Em meio à crise, o presidente
do Inep foi ao Senado, na quarta-feira (17), após ser
convidado a prestar esclarecimentos. Sobre a interferência no exame,
Dupas disse que ele e o ministro da Educação não tiveram "em nenhum
momento acesso às provas".
Sobre as acusações de ter
supostamente barrado itens que comporiam o Enem, Dupas disse as provas foram
montadas pela equipe técnica e que é comum a troca de questões durante a
montagem paga garantir o nível do exame.
"As provas foram montadas
pela equipe técnica, seguindo a mitologia que vem sendo adotada, a teoria de
resposta ao item (TRI). A prova possui um conjunto de questões de diversos
níveis de dificuldade que são calibradas para garantir um certo nível de prova.

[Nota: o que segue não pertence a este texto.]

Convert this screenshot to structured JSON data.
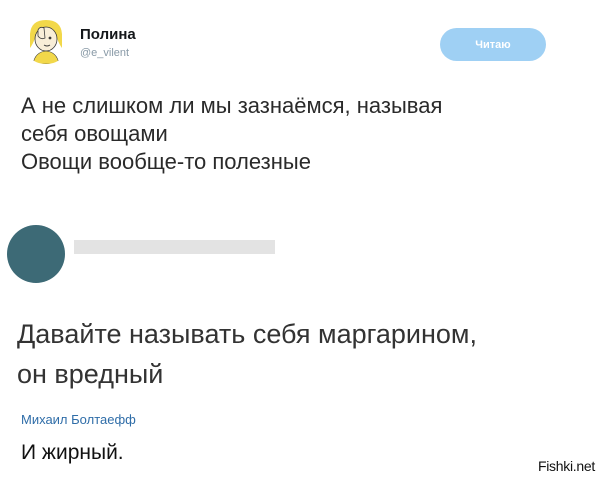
{
  "tweet": {
    "author_name": "Полина",
    "author_handle": "@e_vilent",
    "follow_label": "Читаю",
    "lines": [
      "А не слишком ли мы зазнаёмся, называя",
      "себя овощами",
      "Овощи вообще-то полезные"
    ]
  },
  "reply": {
    "lines": [
      "Давайте называть себя маргарином,",
      "он вредный"
    ]
  },
  "comment": {
    "author": "Михаил Болтаефф",
    "text": "И жирный."
  },
  "watermark": "Fishki.net",
  "colors": {
    "follow_button_bg": "#9fd0f4",
    "reply_avatar": "#3d6a76",
    "comment_author": "#2f6da8",
    "handle_gray": "#8899a6"
  }
}
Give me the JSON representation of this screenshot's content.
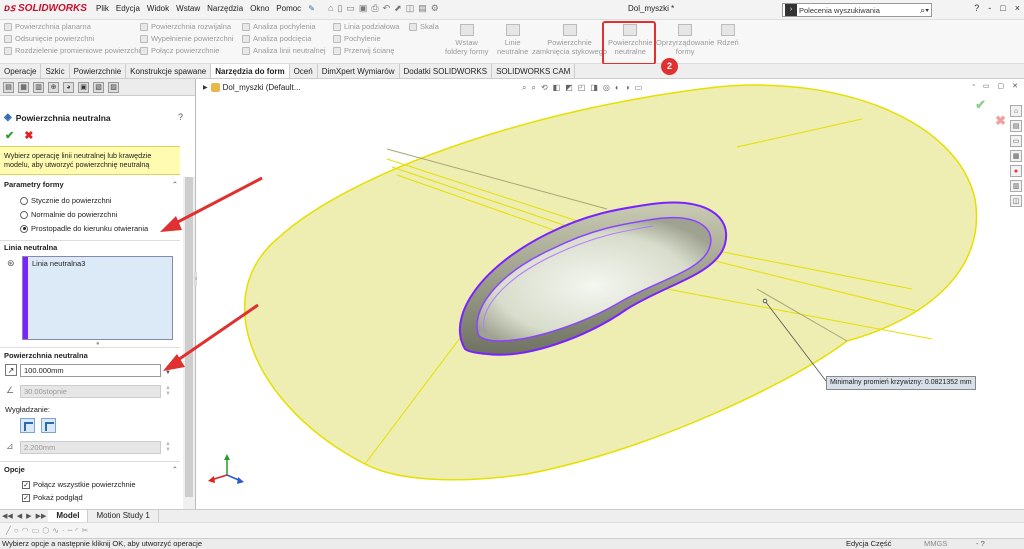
{
  "app": {
    "logo_text": "SOLIDWORKS",
    "menus": [
      "Plik",
      "Edycja",
      "Widok",
      "Wstaw",
      "Narzędzia",
      "Okno",
      "Pomoc"
    ],
    "document_title": "Dol_myszki *",
    "search_placeholder": "Polecenia wyszukiwania",
    "window_controls": [
      "?",
      "-",
      "□",
      "×"
    ]
  },
  "ribbon": {
    "col1": [
      "Powierzchnia planarna",
      "Odsunięcie powierzchni",
      "Rozdzielenie promieniowe powierzchni"
    ],
    "col2": [
      "Powierzchnia rozwijalna",
      "Wypełnienie powierzchni",
      "Połącz powierzchnie"
    ],
    "col3": [
      "Analiza pochylenia",
      "Analiza podcięcia",
      "Analiza linii neutralnej"
    ],
    "col4": [
      "Linia podziałowa",
      "Pochylenie",
      "Przerwij ścianę"
    ],
    "col5": [
      "Skala"
    ],
    "big_buttons": [
      {
        "line1": "Wstaw",
        "line2": "foldery formy"
      },
      {
        "line1": "Linie",
        "line2": "neutralne"
      },
      {
        "line1": "Powierzchnie",
        "line2": "zamknięcia stykowego"
      },
      {
        "line1": "Powierzchnie",
        "line2": "neutralne"
      },
      {
        "line1": "Oprzyrządowanie",
        "line2": "formy"
      },
      {
        "line1": "Rdzeń",
        "line2": ""
      }
    ],
    "highlight_badge": "2",
    "accent_color": "#e03030"
  },
  "command_tabs": [
    "Operacje",
    "Szkic",
    "Powierzchnie",
    "Konstrukcje spawane",
    "Narzędzia do form",
    "Oceń",
    "DimXpert Wymiarów",
    "Dodatki SOLIDWORKS",
    "SOLIDWORKS CAM"
  ],
  "active_command_tab": "Narzędzia do form",
  "panel": {
    "title": "Powierzchnia neutralna",
    "help": "?",
    "ok": "✔",
    "cancel": "✖",
    "message": "Wybierz operację linii neutralnej lub krawędzie modelu, aby utworzyć powierzchnię neutralną",
    "mold_params": {
      "header": "Parametry formy",
      "options": [
        "Stycznie do powierzchni",
        "Normalnie do powierzchni",
        "Prostopadle do kierunku otwierania"
      ],
      "selected_index": 2
    },
    "parting_line": {
      "header": "Linia neutralna",
      "items": [
        "Linia neutralna3"
      ]
    },
    "parting_surface": {
      "header": "Powierzchnia neutralna",
      "distance": "100.000mm",
      "angle": "30.00stopnie",
      "smoothing_label": "Wygładzanie:",
      "smoothing_value": "2.200mm"
    },
    "options": {
      "header": "Opcje",
      "checks": [
        {
          "label": "Połącz wszystkie powierzchnie",
          "checked": true
        },
        {
          "label": "Pokaż podgląd",
          "checked": true
        }
      ]
    }
  },
  "viewport": {
    "tree_label": "Dol_myszki  (Default...",
    "radius_label": "Minimalny promień krzywizny: 0.0821352 mm",
    "surface_color": "#eeedb2",
    "edge_color": "#e6e000",
    "parting_line_color": "#8a2be2"
  },
  "bottom_tabs": [
    "Model",
    "Motion Study 1"
  ],
  "active_bottom_tab": "Model",
  "status": {
    "message": "Wybierz opcje a następnie kliknij OK, aby utworzyć operacje",
    "mode": "Edycja Część",
    "units": "MMGS",
    "extra": "- ?"
  }
}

É comum, portanto, que durante a montagem da prova, tenha itens que são
retirados e itens que são colocados, justamente para garantir um nivelamento
das provas."
Dupas também comentou sobre a
afirmação feita pelo presidente Jair Bolsonaro de que as questões do Enem
começavam a "ter a cara do governo" e declarou que não houve
interferência da presidência na formulação do Enem.
"Não houve interferência
alguma do Palácio do Planalto, não houve. A cara do nosso governo -- da nossa
gestão, no caso do senhor ministro Milton Ribeiro --, é seriedade e
transparência. Não houve interferência alguma do Palácio do Planalto em decidir
ou escolher qualquer item da prova ou tema da redação."
No dia seguinte à declaração do presidente, o ministro da Educação declarou não haver interferência do governo na prova – e atribuiu os pedidos de demissão ao pagamento de gratificações. A entidade que representa funcionários negou que a discussão tivesse interesse financeiro por trás.